We've deployed numerous ML driven applications and features. However, most still incorporate human input within the workflow. Despite their capabilities, modern language models aren't yet ready to operate independently. For instance, in Omni Imressions, a radiologist still reviews and signs off on the impression. In Continuity, a medical professional ensures the validity of patient follow-ups. While some argue that this approach limits the potential of ML augmented workflows, the success of Rad AI and many others in the industry proves otherwise. These ML-augmented workflows continue to offer significant benefits relative to baseline.
Expanding on this, we also establish systems that interpret human interaction with our model outputs, which can then be used as direct human feedback. Beyond just analytics, this approach enables you to feed production data back into your models. This allows for ongoing improvement, ensures data remains current, and minimizes issues with data drift and models becoming outdated.

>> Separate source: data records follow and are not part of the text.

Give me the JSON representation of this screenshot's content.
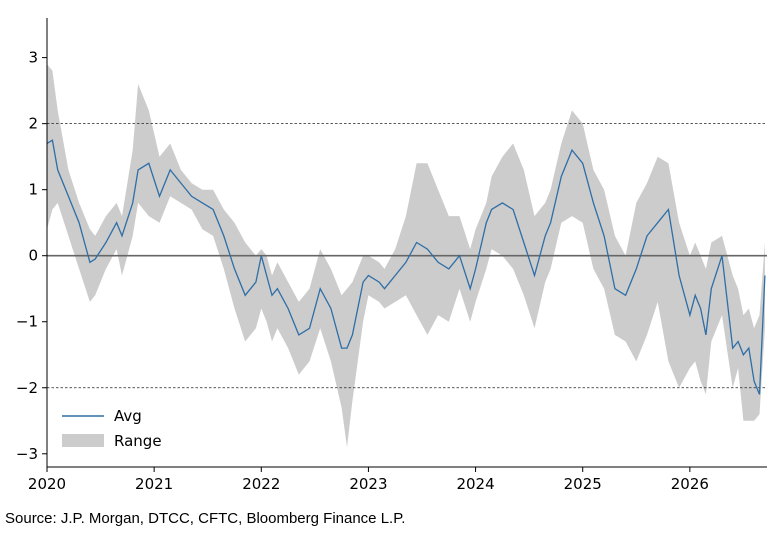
{
  "chart_data": {
    "type": "area",
    "title": "",
    "xlabel": "",
    "ylabel": "",
    "xlim": [
      2020.0,
      2026.72
    ],
    "ylim": [
      -3.2,
      3.6
    ],
    "x_ticks": [
      2020,
      2021,
      2022,
      2023,
      2024,
      2025,
      2026
    ],
    "x_tick_labels": [
      "2020",
      "2021",
      "2022",
      "2023",
      "2024",
      "2025",
      "2026"
    ],
    "y_ticks": [
      -3,
      -2,
      -1,
      0,
      1,
      2,
      3
    ],
    "y_tick_labels": [
      "−3",
      "−2",
      "−1",
      "0",
      "1",
      "2",
      "3"
    ],
    "reference_lines": [
      {
        "y": 2,
        "style": "dotted"
      },
      {
        "y": 0,
        "style": "solid"
      },
      {
        "y": -2,
        "style": "dotted"
      }
    ],
    "legend_position": "lower-left",
    "series": [
      {
        "name": "Avg",
        "kind": "line",
        "color": "#2e6ea6",
        "x": [
          2020.0,
          2020.05,
          2020.1,
          2020.2,
          2020.3,
          2020.4,
          2020.45,
          2020.55,
          2020.65,
          2020.7,
          2020.8,
          2020.85,
          2020.95,
          2021.05,
          2021.15,
          2021.25,
          2021.35,
          2021.45,
          2021.55,
          2021.65,
          2021.75,
          2021.85,
          2021.95,
          2022.0,
          2022.05,
          2022.1,
          2022.15,
          2022.25,
          2022.35,
          2022.45,
          2022.55,
          2022.65,
          2022.75,
          2022.8,
          2022.85,
          2022.95,
          2023.0,
          2023.1,
          2023.15,
          2023.25,
          2023.35,
          2023.45,
          2023.55,
          2023.65,
          2023.75,
          2023.85,
          2023.95,
          2024.0,
          2024.1,
          2024.15,
          2024.25,
          2024.35,
          2024.45,
          2024.55,
          2024.65,
          2024.7,
          2024.8,
          2024.9,
          2025.0,
          2025.1,
          2025.2,
          2025.3,
          2025.4,
          2025.5,
          2025.6,
          2025.7,
          2025.8,
          2025.9,
          2026.0,
          2026.05,
          2026.1,
          2026.15,
          2026.2,
          2026.3,
          2026.4,
          2026.45,
          2026.5,
          2026.55,
          2026.6,
          2026.65,
          2026.7
        ],
        "y": [
          1.7,
          1.75,
          1.3,
          0.9,
          0.5,
          -0.1,
          -0.05,
          0.2,
          0.5,
          0.3,
          0.8,
          1.3,
          1.4,
          0.9,
          1.3,
          1.1,
          0.9,
          0.8,
          0.7,
          0.3,
          -0.2,
          -0.6,
          -0.4,
          0.0,
          -0.3,
          -0.6,
          -0.5,
          -0.8,
          -1.2,
          -1.1,
          -0.5,
          -0.8,
          -1.4,
          -1.4,
          -1.2,
          -0.4,
          -0.3,
          -0.4,
          -0.5,
          -0.3,
          -0.1,
          0.2,
          0.1,
          -0.1,
          -0.2,
          0.0,
          -0.5,
          -0.2,
          0.5,
          0.7,
          0.8,
          0.7,
          0.2,
          -0.3,
          0.3,
          0.5,
          1.2,
          1.6,
          1.4,
          0.8,
          0.3,
          -0.5,
          -0.6,
          -0.2,
          0.3,
          0.5,
          0.7,
          -0.3,
          -0.9,
          -0.6,
          -0.8,
          -1.2,
          -0.5,
          0.0,
          -1.4,
          -1.3,
          -1.5,
          -1.4,
          -1.9,
          -2.1,
          -0.3
        ]
      },
      {
        "name": "Range",
        "kind": "band",
        "color": "#cccccc",
        "x": [
          2020.0,
          2020.05,
          2020.1,
          2020.2,
          2020.3,
          2020.4,
          2020.45,
          2020.55,
          2020.65,
          2020.7,
          2020.8,
          2020.85,
          2020.95,
          2021.05,
          2021.15,
          2021.25,
          2021.35,
          2021.45,
          2021.55,
          2021.65,
          2021.75,
          2021.85,
          2021.95,
          2022.0,
          2022.05,
          2022.1,
          2022.15,
          2022.25,
          2022.35,
          2022.45,
          2022.55,
          2022.65,
          2022.75,
          2022.8,
          2022.85,
          2022.95,
          2023.0,
          2023.1,
          2023.15,
          2023.25,
          2023.35,
          2023.45,
          2023.55,
          2023.65,
          2023.75,
          2023.85,
          2023.95,
          2024.0,
          2024.1,
          2024.15,
          2024.25,
          2024.35,
          2024.45,
          2024.55,
          2024.65,
          2024.7,
          2024.8,
          2024.9,
          2025.0,
          2025.1,
          2025.2,
          2025.3,
          2025.4,
          2025.5,
          2025.6,
          2025.7,
          2025.8,
          2025.9,
          2026.0,
          2026.05,
          2026.1,
          2026.15,
          2026.2,
          2026.3,
          2026.4,
          2026.45,
          2026.5,
          2026.55,
          2026.6,
          2026.65,
          2026.7
        ],
        "low": [
          0.4,
          0.7,
          0.8,
          0.3,
          -0.2,
          -0.7,
          -0.6,
          -0.2,
          0.1,
          -0.3,
          0.3,
          0.8,
          0.6,
          0.5,
          0.9,
          0.8,
          0.7,
          0.4,
          0.3,
          -0.2,
          -0.8,
          -1.3,
          -1.1,
          -0.8,
          -1.0,
          -1.3,
          -1.1,
          -1.4,
          -1.8,
          -1.6,
          -1.1,
          -1.6,
          -2.3,
          -2.9,
          -2.2,
          -1.0,
          -0.6,
          -0.7,
          -0.8,
          -0.7,
          -0.6,
          -0.9,
          -1.2,
          -0.9,
          -1.0,
          -0.5,
          -1.0,
          -0.7,
          -0.2,
          0.1,
          0.0,
          -0.2,
          -0.6,
          -1.1,
          -0.4,
          -0.2,
          0.5,
          0.6,
          0.5,
          -0.2,
          -0.5,
          -1.2,
          -1.3,
          -1.6,
          -1.2,
          -0.7,
          -1.6,
          -2.0,
          -1.7,
          -1.6,
          -1.9,
          -2.1,
          -1.3,
          -0.9,
          -2.0,
          -1.7,
          -2.5,
          -2.5,
          -2.5,
          -2.4,
          -1.1
        ],
        "high": [
          2.9,
          2.8,
          2.2,
          1.3,
          0.8,
          0.4,
          0.3,
          0.6,
          0.8,
          0.6,
          1.6,
          2.6,
          2.2,
          1.5,
          1.7,
          1.3,
          1.1,
          1.0,
          1.0,
          0.7,
          0.5,
          0.2,
          0.0,
          0.1,
          0.0,
          -0.3,
          -0.1,
          -0.4,
          -0.7,
          -0.5,
          0.1,
          -0.2,
          -0.6,
          -0.5,
          -0.4,
          0.0,
          0.0,
          -0.1,
          -0.2,
          0.1,
          0.6,
          1.4,
          1.4,
          1.0,
          0.6,
          0.6,
          0.1,
          0.4,
          0.8,
          1.2,
          1.5,
          1.7,
          1.3,
          0.6,
          0.8,
          1.0,
          1.7,
          2.2,
          2.0,
          1.3,
          1.0,
          0.3,
          0.0,
          0.8,
          1.1,
          1.5,
          1.4,
          0.5,
          0.0,
          0.2,
          0.0,
          -0.2,
          0.2,
          0.3,
          -0.3,
          -0.5,
          -0.9,
          -0.8,
          -1.1,
          -0.9,
          0.2
        ]
      }
    ]
  },
  "source": "Source: J.P. Morgan, DTCC, CFTC, Bloomberg Finance L.P."
}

There are many additional considerations such as appropriate transparency on limitations, training on how to use, and the potential limitations that should also be considerations in the deployment of AI-powered technologies both in and outside of the healthcare domain.
The responsibility for appropriate and responsible implementation of these powerful tools does not rest on any one party, as with so many other areas of society. This burden is a shared commodity. The people involved at all stages of the process, ranging from developers, clinicians, regulators, and, in some instances, the patients, should all be vigilant to how these autonomous systems are changing how we approach healthcare (Herrington, 2023).
Conclusion
Returning to the example of a screening solution for diabetic retinopathy, the solution needs to be introduced at the right steps in the patient journey (at times where retinal images are being acquired, or being made available in retrospect). Deployment and training needs to be done with specific clinical stakeholders (potentially optometrists, ophthalmic technicians, nurses, primary care physicians or Physician Assistants (PAs), depending on the complexity of product training and use, and the route of introduction into the clinical workflow). Product and data security and privacy need to be ensured, alongside any necessary clearances for that specific geographic market.
The production data used for the screening solution needs to be readily available in a consistent format effectively represented by the ML models’ training data, or acquired specifically for the purpose of screening. Clinical stakeholders and executive leadership at optometry offices, primary care offices and/or health systems need to buy into the necessity and benefit of adoption—and will likely need to see specific measurable ROI beyond the improvements to patient care.
Incorporating artificial intelligence into the healthcare sector comes with its set of difficulties, but it also offers significant opportunities for important changes. While developers must overcome these hurdles, which might involve acquiring new knowledge and adopting novel approaches, successful outcomes generally justify the additional effort involved.